The Darkness | Review
Limelight, Belfast • Sunday 15 October 2017
By Emma McKinley • Photography: Conor Kerr
A sold-out show for The Darkness in the Limelight may seem unbelievable to those who haven’t been following the career of these Sussex rockers since their initial commercial success in 2003. Now with five albums under their belt and a bit of a reshuffle since Permission To Land, this band constantly prove themselves to have much more to offer than a couple of singles and a Christmas number 1.
With this in mind, MINDRIOT were in a sticky spot. Opening the night to an already packed venue full of eager fans, the Cork three-piece hard rock outfit come on stage with a full heavy sound, and a hint of Blink 182 peppered in the melody lines, passionately delivered by vocalist Tony Gorry. Aside from ‘Boy With A Tomahawk’, it’s catchy riffs and the occasional bit of banter, they’re arguably ill-matched with our headliners and unfortunately are unable to make much of an impact on the crowd.
The lights around us go down and everyone cheers; it’s finally time. Smoke machines on full, lights beaming blue from the stage, mystical pipe music playing for what seems like forever until at last The Darkness stroll out onto the stage and get stuck straight into their set with ‘Open Fire’ off their new album Pinewood Smile. The stage looks like some bizarre, exotic aviary with the brightly coloured, ostentatiously dressed male specimens showcasing their new material. We have vocalist Justin Hawkins dressed in his signature low-cut, skin-tight emerald green jumpsuit (complete with a matching sequin cape) and bassist Frankie Poullain in a bright red pimp suit hopping and flitting around the stage excitedly, completely in their element.

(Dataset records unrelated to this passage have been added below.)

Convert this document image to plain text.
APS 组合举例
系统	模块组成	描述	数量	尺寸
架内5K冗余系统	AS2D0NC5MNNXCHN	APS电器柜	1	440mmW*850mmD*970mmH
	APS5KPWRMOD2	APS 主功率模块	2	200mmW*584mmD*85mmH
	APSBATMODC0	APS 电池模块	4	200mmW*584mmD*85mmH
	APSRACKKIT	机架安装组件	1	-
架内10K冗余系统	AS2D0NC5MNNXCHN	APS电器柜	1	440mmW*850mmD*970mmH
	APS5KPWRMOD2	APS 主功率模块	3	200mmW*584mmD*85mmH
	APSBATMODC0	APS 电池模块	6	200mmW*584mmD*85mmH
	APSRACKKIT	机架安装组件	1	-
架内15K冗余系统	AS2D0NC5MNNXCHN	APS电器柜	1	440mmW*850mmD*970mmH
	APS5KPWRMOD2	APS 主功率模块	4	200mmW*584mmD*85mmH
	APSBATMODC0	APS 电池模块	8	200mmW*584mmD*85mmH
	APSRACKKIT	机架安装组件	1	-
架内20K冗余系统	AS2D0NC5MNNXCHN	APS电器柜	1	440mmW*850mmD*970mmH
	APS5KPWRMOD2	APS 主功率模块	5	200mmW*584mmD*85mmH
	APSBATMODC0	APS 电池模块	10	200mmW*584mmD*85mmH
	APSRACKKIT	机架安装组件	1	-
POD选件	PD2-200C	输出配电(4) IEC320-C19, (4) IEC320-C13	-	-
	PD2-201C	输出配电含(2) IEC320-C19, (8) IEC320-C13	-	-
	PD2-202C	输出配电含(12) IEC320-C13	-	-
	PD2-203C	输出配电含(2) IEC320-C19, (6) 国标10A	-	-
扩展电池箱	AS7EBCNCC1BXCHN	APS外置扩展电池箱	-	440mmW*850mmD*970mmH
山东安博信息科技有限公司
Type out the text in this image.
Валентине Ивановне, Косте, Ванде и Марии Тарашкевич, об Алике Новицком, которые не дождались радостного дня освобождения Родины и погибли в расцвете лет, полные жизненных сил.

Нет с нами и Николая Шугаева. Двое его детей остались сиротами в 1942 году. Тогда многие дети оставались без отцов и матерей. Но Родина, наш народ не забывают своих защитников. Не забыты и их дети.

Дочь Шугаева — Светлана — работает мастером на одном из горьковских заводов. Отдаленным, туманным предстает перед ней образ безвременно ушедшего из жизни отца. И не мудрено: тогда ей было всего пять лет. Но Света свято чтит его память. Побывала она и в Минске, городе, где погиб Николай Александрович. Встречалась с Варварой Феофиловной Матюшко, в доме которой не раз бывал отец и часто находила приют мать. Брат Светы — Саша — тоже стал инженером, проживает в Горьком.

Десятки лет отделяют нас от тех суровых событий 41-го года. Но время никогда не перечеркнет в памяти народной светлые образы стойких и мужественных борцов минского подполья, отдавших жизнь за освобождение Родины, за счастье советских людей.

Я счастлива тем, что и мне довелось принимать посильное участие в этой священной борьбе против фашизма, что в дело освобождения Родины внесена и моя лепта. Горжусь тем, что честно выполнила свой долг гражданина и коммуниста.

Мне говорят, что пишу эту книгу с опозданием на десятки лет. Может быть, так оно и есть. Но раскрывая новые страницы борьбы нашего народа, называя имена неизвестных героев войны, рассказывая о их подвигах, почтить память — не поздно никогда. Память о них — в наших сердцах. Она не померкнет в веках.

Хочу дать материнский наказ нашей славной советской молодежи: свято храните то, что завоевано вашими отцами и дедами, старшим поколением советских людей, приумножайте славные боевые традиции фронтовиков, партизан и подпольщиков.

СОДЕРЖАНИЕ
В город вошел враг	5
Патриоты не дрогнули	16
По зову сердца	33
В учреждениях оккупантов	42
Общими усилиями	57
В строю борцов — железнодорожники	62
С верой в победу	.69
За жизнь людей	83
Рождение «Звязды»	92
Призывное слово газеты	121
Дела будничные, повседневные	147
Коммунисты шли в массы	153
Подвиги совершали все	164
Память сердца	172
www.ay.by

Justin, as a frontman, is hard to match. Within minutes of trying, he has the relatively subdued crowd laughing and chanting as he spends time between every song chatting to people in the audience. If he’s not wearing a bra on his back that someone tossed on stage, he’s borrowing someone’s phone to play Bonney M’s ‘Belfast’ through the mic before making up his own version especially for us, resulting in an extended sing song with the crowd.
Justin promises us the old songs as well as the new and as they break into ‘Love Is Only a Feeling’ and ‘Black Shuck’ and everyone stands with their hands in the air clapping and screaming along with Justin’s trademark falsetto. There’s barely room to breathe on the limelight floor and yet as soon as Frankie pulls out the infamous cowbell and commences ‘One Way Ticket’ the entire crowd starts dancing and jumping around.
Between Justin’s comedic digressions, they stay true to the promise throughout, playing everything from ‘Friday Night’ off their first album (Permission to Land), featuring Justin on the keyboard, to ‘Solid Gold’ off their new record. Although the newer material is not met with as much enthusiasm, perhaps due to a lack of familiarity, “we’re never gonna stop sh*tting out solid gold” seems entirely appropriate. Each members musicality is apparent. Despite having issues with their instruments throughout the set they manage to perform almost seamlessly. Even with crew members frantically running on stage with guitar after guitar for Dan Hawkins, he manages to pull off every solo perfectly without looking too phased about it. Frankie has a few difficulties of his own, even stopping altogether at one point mid-song due to tuning but manages to overcome his obvious frustration at the situation and comes straight back into the set.
Finishing with ‘Growing On Me’ they depart and return with an encore including a recap of ‘Love Is Only A Feeling’ for a disgruntled fan who’d missed the beginning of the set and ‘I Believe In A Thing Called Love’, which Justin introduces as a song that, “means a whole lot” to him. Even though we’ve all heard it a million times we all lose our minds, screaming at the top of our lungs and cheering relentlessly as the band leave the stage. While they may not be releasing any highbrow concept albums anytime soon this band’s brand of well written, tongue-in-cheek, glam rock n’ roll combined with showmanship at it’s finest is tailor-made for fun and engaging live performances and is enough to create a loyal fan base who’ll happily pack out venues to see them again and again.